In other news, I’ve been expanding my summer cooking horizon beyond meat + grill = dinner.  I’ve been getting my inspiration from the Pioneer Woman (it seems that everyone is lately), and have tried a couple of her recipes so far.  And bookmarked several others.

On Sunday, despite the fact that it was about 9800 degrees with 97% humidity, I slaved over a hot stove for about a half-hour.  Not even for Sunday dinner, mind you; for Monday night dinner.

God knows I’m not usually this organized.  But Monday I was supposed to be going to my friends’ monthly supper club (I didn’t actually get there, but that’s another story), so I made my portion of the meal in advance.  And even though I didn’t attend, I sent the food along nonetheless.

The other thing I did on Sunday was poach a couple of chicken breasts, for a riff on TPW’s Panzanella.  Which was supposed to be Tuesday’s dinner, but turned out we ate it Monday.  And as it turns out, the chicken may not have been completely necessary after all.

Panzanella is a great, simple, elegant dish.   It basically means “stale bread”, which happens to be the main ingredient, although TPW used pita chips in hers; I’ll give that a go next time.

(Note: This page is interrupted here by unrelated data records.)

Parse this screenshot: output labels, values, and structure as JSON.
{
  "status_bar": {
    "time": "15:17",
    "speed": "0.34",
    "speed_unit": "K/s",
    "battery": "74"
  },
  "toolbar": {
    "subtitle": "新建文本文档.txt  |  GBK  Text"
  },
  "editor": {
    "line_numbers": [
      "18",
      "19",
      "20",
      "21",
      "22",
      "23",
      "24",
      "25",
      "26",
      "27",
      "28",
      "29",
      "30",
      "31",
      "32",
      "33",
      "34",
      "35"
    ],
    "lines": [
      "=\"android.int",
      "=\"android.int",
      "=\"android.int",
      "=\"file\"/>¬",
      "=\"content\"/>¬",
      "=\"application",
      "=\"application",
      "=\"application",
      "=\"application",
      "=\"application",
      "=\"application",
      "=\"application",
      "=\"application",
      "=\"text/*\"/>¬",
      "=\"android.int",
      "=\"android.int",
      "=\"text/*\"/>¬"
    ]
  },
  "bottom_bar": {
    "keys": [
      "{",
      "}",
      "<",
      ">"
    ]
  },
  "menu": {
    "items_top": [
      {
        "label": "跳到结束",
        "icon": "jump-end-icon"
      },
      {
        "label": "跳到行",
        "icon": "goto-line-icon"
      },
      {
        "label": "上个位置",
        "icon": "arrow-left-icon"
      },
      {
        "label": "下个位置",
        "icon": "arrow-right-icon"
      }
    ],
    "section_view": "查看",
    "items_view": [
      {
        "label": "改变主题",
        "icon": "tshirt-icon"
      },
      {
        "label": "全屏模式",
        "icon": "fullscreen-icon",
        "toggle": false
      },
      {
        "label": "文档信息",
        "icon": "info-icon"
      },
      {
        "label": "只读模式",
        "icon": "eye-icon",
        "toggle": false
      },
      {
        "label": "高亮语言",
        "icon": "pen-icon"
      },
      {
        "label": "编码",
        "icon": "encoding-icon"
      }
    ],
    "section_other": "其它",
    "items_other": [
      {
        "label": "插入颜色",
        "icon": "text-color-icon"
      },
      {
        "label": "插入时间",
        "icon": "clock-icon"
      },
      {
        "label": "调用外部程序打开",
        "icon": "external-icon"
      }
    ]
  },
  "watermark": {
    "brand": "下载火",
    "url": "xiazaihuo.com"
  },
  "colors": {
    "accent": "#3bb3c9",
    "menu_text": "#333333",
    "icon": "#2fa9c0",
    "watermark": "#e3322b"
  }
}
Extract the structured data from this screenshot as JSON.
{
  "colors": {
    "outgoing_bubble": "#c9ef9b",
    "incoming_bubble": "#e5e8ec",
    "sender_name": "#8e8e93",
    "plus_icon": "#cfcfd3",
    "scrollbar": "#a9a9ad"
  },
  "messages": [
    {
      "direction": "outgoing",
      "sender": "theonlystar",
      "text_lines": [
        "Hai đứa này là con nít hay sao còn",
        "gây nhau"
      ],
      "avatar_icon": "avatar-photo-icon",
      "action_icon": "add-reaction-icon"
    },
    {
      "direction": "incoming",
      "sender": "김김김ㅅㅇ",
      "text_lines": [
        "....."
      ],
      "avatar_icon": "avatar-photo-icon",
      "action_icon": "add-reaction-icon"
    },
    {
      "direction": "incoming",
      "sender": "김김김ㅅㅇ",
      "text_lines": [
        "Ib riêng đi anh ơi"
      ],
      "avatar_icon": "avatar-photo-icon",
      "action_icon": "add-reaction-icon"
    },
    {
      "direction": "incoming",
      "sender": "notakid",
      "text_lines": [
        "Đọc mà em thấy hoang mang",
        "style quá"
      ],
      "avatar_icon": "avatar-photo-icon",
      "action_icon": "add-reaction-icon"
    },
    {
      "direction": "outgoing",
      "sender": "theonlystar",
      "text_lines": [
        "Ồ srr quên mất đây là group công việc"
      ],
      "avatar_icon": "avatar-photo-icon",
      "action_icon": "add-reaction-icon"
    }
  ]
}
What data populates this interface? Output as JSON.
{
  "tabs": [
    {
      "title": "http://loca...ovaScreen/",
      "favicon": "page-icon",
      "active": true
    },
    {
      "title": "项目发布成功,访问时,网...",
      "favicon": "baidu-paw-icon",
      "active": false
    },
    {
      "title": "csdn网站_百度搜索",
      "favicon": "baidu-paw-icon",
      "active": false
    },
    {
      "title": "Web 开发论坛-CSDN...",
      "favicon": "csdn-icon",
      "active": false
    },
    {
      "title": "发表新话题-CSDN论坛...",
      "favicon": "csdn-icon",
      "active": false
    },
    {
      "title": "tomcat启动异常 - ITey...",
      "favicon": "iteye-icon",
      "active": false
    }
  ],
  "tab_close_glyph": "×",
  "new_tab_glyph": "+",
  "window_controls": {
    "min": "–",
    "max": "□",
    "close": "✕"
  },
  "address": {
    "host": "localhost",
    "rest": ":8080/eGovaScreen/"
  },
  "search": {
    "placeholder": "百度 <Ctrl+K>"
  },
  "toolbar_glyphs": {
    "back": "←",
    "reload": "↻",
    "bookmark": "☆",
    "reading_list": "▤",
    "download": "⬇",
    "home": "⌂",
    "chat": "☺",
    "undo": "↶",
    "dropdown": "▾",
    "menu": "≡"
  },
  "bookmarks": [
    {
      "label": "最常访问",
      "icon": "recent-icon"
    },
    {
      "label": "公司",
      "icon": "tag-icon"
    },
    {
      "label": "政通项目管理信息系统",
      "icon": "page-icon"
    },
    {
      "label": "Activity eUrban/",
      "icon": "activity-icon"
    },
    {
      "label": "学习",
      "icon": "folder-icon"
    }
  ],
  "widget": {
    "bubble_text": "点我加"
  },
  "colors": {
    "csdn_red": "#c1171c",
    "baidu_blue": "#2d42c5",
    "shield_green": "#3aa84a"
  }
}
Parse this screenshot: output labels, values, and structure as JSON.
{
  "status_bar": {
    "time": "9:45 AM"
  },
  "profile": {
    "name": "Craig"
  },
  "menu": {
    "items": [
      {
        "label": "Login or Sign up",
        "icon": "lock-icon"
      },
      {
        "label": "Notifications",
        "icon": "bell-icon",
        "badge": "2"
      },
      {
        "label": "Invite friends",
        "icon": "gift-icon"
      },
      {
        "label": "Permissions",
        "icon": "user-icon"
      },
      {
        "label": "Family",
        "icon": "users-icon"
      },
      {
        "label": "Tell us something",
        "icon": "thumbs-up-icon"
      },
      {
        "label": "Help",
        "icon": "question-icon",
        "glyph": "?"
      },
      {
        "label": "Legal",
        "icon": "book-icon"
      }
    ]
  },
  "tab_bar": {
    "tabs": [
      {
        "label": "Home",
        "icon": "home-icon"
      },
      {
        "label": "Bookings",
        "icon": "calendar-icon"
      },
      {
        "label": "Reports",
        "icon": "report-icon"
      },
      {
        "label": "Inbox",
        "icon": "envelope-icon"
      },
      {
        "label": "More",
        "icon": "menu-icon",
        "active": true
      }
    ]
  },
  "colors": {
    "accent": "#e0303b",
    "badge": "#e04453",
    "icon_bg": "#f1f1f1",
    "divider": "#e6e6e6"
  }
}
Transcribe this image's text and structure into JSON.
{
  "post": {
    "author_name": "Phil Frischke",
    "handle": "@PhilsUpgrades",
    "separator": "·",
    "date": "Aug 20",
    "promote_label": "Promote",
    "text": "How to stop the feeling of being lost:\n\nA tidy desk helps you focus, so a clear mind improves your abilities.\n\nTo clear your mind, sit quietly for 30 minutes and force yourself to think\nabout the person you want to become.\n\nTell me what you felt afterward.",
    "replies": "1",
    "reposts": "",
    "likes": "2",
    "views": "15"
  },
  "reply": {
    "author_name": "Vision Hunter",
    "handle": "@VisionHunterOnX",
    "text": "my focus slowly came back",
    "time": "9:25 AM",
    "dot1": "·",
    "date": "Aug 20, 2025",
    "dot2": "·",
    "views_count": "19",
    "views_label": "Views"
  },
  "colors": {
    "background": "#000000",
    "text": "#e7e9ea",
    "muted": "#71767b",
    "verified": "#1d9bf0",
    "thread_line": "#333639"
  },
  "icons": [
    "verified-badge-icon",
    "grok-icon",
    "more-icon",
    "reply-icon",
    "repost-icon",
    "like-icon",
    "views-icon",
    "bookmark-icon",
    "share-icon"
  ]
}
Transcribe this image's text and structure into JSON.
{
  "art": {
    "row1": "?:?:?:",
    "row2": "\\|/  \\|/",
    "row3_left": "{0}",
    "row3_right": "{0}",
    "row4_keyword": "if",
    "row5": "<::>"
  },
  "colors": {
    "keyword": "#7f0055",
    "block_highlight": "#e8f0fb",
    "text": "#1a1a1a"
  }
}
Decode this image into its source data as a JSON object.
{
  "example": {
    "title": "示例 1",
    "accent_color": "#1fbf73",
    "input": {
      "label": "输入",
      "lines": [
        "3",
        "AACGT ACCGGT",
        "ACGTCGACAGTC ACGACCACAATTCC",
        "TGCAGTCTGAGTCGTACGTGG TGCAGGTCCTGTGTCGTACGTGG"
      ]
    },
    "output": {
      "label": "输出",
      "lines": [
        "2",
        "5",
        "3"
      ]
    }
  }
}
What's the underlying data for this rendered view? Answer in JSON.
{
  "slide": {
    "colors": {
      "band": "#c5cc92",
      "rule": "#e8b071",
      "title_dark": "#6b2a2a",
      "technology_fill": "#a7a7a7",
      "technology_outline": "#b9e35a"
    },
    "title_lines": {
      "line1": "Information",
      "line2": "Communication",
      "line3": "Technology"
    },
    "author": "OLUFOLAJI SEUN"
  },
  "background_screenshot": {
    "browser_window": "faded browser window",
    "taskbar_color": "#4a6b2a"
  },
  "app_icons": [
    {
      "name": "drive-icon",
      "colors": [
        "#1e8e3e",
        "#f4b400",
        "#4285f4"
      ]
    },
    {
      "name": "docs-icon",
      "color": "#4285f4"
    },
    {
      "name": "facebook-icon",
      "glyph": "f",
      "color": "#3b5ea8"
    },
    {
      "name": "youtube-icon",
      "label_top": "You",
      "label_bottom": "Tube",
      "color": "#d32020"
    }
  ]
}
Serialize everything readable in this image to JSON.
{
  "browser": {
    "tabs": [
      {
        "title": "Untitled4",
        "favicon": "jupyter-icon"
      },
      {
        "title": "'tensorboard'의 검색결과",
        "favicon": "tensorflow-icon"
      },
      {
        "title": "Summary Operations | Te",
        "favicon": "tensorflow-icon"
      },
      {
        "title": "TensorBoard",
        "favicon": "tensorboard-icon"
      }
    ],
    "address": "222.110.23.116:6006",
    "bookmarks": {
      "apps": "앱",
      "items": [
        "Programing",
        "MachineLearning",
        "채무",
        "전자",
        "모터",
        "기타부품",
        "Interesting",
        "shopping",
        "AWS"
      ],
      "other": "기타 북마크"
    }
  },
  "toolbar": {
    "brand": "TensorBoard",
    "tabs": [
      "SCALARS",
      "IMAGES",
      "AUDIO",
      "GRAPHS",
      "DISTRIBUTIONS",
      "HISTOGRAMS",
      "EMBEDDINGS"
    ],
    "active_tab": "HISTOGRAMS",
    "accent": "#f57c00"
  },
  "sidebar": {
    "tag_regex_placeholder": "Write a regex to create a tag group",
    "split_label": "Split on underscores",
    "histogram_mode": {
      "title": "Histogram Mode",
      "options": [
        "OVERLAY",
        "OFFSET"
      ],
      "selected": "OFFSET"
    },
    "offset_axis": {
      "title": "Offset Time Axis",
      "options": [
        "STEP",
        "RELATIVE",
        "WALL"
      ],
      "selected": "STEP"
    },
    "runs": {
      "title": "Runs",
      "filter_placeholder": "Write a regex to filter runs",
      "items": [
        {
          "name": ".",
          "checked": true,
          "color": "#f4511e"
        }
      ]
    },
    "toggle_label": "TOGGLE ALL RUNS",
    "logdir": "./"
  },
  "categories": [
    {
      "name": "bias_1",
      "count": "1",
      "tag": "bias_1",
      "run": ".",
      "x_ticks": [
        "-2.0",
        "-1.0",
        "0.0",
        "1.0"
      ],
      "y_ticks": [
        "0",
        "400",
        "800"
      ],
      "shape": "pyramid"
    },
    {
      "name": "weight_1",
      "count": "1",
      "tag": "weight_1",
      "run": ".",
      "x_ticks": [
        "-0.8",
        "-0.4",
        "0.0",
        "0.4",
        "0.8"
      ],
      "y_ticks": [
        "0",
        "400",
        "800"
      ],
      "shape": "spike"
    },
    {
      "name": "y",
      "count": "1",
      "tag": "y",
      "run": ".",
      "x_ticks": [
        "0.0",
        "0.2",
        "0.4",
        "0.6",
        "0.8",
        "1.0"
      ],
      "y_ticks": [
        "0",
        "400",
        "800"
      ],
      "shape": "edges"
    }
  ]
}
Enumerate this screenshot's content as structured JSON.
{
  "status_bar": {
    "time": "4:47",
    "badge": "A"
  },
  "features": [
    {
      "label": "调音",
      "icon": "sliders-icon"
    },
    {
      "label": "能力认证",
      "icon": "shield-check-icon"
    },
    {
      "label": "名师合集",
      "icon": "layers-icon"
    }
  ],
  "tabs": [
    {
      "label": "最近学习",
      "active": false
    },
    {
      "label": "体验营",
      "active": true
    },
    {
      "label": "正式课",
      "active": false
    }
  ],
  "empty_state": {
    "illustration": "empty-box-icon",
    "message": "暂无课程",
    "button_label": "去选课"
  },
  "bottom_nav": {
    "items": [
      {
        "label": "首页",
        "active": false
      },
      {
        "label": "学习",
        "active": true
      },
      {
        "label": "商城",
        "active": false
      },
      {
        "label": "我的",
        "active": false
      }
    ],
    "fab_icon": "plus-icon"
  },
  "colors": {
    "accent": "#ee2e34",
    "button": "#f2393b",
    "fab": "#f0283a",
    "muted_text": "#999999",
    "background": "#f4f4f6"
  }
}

So, here are the guidelines for my Panzanella – “guidelines” rather than “recipe” because it’s totally open to interpretation.

Summertime Panzanella

half a loaf of day or two old bread or rolls (I used 3 deli-style rolls)
1 pound poached chicken breasts, cooled and cubed (completely optional)
5-8 ripe tomatoes
1/2 cup freshly grated parmesan
1/2 red onion
couple of fresh basil leaves
1/3 cup olive oil
2 tablespoons red wine vinegar
salt and pepper to taste

Cut the bread into thick slices and toast on Light, just to dry them out a bit more.  Then tear the bread into bite-size pieces; no need for precision.

Chop the tomatoes into about a 1-inch dice, and finely chop the onion.  Tear the basil leaves into small pieces.

Combine the chicken, bread, tomatoes, onion, basil and parmesan in a bowl; toss to combine.

Whisk the oil and vinegar together and pour over the contents of the bowl; add salt and pepper to taste and toss again.

Cover the bowl with plastic wrap and let it sit on the counter for 20-30 minutes.

Serve and enjoy.

Larry, the Peep, and I each had two bowlfuls.  The small amount of leftovers from dinner were perfect for lunch the next day; I was worried the bread would be too too soggy, but it wasn’t at all.

I could imagine adding red peppers (roasted or fresh), or some small bits of mozzarella.  The chicken was fine, but a completely neutral element; I think it could have been eliminated without anyone noticing.  That said, it did make for a complete meal.  Without the chicken, maybe you’d need a small sandwich to round things out.